Mbarushimana war bis zu seiner Festnahme neben Murwanashyaka und Musoni der
dritte und letzte hochrangige FDLR-Führer im europäischen Exil.
## Plan einer humanitären Katastrophe im Kongo
Die auch im Internet nachzulesende Anklageschrift des Chefanklägers Luis
Moreno-Ocampo gegen Mbarushimana ist weitaus präziser und umfassender als
der in Stuttgart verlesene Anklagesatz gegen Murwanashyaka und Musoni und
enthält auch direkte Vorwürfe gegen Murwanashyaka selbst.
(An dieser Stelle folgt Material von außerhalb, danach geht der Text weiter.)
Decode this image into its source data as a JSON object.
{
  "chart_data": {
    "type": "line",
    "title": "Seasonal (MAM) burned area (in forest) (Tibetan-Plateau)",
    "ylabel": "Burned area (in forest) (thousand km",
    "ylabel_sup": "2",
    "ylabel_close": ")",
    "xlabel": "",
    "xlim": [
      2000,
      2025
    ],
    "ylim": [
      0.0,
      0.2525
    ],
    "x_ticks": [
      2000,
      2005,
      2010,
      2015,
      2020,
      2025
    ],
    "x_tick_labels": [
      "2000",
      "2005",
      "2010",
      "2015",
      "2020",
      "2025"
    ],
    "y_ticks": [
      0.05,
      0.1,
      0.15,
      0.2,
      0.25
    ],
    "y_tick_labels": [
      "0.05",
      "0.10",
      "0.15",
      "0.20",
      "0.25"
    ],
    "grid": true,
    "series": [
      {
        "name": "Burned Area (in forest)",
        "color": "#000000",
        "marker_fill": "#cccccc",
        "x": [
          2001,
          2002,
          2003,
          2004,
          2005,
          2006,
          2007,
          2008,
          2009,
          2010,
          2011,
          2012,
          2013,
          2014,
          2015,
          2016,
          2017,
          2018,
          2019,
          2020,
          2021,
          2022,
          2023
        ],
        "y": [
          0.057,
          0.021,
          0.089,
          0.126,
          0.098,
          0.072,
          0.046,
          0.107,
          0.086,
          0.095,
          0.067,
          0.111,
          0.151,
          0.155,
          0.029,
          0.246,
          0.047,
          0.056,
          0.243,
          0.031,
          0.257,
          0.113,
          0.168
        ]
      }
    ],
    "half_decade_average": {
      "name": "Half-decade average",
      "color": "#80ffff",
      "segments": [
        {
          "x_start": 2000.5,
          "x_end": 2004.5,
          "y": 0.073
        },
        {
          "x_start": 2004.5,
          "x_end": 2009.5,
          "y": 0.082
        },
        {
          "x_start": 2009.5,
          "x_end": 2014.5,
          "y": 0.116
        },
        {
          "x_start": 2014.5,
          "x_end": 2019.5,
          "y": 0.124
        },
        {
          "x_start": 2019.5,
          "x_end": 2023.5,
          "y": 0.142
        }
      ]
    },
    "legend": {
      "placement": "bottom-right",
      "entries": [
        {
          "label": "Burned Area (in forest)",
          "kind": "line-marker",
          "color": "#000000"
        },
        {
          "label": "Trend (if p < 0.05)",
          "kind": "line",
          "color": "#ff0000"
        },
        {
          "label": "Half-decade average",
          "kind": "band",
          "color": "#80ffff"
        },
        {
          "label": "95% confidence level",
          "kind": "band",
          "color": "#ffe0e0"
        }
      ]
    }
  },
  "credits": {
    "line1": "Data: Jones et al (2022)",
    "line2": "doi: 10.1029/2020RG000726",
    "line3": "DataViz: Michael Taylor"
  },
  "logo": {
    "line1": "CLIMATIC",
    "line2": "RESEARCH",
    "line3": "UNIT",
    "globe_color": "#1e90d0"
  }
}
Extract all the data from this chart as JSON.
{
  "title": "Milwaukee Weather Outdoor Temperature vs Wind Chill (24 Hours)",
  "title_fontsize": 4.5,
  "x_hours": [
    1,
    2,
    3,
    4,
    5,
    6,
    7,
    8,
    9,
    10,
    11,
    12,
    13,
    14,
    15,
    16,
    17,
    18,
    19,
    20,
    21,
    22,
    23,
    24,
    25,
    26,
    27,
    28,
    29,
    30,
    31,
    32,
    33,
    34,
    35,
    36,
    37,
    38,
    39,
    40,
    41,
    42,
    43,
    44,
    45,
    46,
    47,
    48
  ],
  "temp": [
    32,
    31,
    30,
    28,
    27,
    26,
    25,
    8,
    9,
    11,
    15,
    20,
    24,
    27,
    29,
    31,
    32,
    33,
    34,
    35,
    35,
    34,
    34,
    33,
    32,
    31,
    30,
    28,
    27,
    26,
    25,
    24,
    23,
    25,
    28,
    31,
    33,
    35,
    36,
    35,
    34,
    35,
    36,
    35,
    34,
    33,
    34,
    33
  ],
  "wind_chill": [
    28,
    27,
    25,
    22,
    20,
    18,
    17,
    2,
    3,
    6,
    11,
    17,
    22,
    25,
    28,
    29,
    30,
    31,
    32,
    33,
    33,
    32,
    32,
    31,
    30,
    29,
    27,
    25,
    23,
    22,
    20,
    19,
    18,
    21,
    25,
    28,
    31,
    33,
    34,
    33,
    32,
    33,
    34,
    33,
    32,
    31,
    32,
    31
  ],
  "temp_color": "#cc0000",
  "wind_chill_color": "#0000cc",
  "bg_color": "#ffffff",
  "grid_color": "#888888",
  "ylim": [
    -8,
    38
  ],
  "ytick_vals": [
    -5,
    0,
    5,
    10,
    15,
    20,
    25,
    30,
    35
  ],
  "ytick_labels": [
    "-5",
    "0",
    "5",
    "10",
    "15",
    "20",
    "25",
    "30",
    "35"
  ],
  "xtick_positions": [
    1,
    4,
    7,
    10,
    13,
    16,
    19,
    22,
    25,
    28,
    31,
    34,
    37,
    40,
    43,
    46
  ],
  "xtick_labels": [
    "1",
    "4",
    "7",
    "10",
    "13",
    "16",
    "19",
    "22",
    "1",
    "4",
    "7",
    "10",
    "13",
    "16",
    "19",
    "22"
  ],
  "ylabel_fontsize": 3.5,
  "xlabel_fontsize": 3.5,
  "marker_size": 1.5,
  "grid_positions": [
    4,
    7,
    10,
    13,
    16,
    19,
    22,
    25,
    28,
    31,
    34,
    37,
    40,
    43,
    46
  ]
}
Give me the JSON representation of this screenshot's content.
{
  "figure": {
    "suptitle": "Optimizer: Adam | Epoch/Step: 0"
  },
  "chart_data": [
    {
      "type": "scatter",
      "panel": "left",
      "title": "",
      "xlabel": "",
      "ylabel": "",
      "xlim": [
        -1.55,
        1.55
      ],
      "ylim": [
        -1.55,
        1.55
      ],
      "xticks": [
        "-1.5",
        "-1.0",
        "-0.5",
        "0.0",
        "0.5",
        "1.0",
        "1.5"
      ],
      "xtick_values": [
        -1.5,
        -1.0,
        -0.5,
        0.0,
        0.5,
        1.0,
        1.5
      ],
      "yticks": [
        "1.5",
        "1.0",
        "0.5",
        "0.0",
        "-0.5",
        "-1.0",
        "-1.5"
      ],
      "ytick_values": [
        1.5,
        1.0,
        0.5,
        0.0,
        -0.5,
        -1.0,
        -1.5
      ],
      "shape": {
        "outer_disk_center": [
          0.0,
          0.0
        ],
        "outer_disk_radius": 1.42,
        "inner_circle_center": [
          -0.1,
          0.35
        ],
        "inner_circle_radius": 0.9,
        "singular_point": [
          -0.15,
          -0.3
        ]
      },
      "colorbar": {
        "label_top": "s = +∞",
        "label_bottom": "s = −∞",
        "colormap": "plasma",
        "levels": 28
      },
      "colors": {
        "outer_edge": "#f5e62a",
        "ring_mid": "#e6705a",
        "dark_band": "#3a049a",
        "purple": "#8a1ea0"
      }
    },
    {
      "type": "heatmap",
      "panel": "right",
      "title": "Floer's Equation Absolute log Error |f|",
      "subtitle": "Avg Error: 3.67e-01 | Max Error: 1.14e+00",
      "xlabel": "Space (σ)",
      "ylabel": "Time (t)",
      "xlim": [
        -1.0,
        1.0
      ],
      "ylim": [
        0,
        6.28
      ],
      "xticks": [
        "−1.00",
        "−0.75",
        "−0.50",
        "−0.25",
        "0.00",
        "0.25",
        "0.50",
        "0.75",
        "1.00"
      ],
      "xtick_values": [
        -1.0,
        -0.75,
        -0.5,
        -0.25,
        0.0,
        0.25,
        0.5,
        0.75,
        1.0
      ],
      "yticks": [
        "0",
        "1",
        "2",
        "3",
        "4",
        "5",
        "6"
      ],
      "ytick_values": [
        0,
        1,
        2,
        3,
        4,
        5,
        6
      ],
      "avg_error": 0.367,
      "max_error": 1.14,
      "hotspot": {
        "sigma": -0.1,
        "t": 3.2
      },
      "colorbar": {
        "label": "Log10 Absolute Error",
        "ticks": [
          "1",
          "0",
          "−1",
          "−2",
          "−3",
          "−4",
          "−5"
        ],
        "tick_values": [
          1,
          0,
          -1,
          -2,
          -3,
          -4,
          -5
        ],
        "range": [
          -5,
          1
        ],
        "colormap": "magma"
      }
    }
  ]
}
Dieser,
Mbarushimana sowie der im Kongo basierte FDLR-Militärführer Sylvestre
Mudacumura hätten mit gemeinsamer Zweckbestimmung gehandelt und einen
gemeinsamen Plan verfolgt: eine humanitäre Katastrophe im Kongo
herbeiführen, um damit die Weltgemeinschaft zu erpressen, damit sie Ruanda
zu Zugestädnissen gegenüber der FDLR drängt; dazu eine Medienkampagne, um
die Verbrechen der FDLR zu verschleiern.
Die Verteidigung – die zum Teil während dieser Verlesung untereinander
scherzte - sagt, diese Anklageschrift sei "politisch motiviert" und es gebe
keine Beweise für ihre Richtigkeit. Kein Wunder: der Prozess in Den Haag,
bei dem Beweise präsentiert werden müssen, hat ja noch gar nicht begonnen.
Sie moniert auch, dass Zeugen anonymisiert seien und Details
"emotionalisierend beschrieben" wurden. Solle der Senat in der
Anklageschrift Den Haags einen Beweiswert erkennen, werde man alle
Verfahrensakten anfordern sowie die komplette Anklageschrift mit
nicht-anonymisierten Zeugen.
Wieder einmal droht die Verteidigung also offenbar damit, Zeugen von
FDLR-Verbrechen auffliegen zu lassen, die zum eigenen Schutz nur dann
aussagen, wenn sie sich sicher sein können, dass die FDLR das nicht
erfährt. Sie setzt sie damit bewußt Gefahren im Kongo aus, wo die FDLR nach
wie vor militärisch aktiv ist.
Der Prozess wird am 12. Oktober fortgesetzt.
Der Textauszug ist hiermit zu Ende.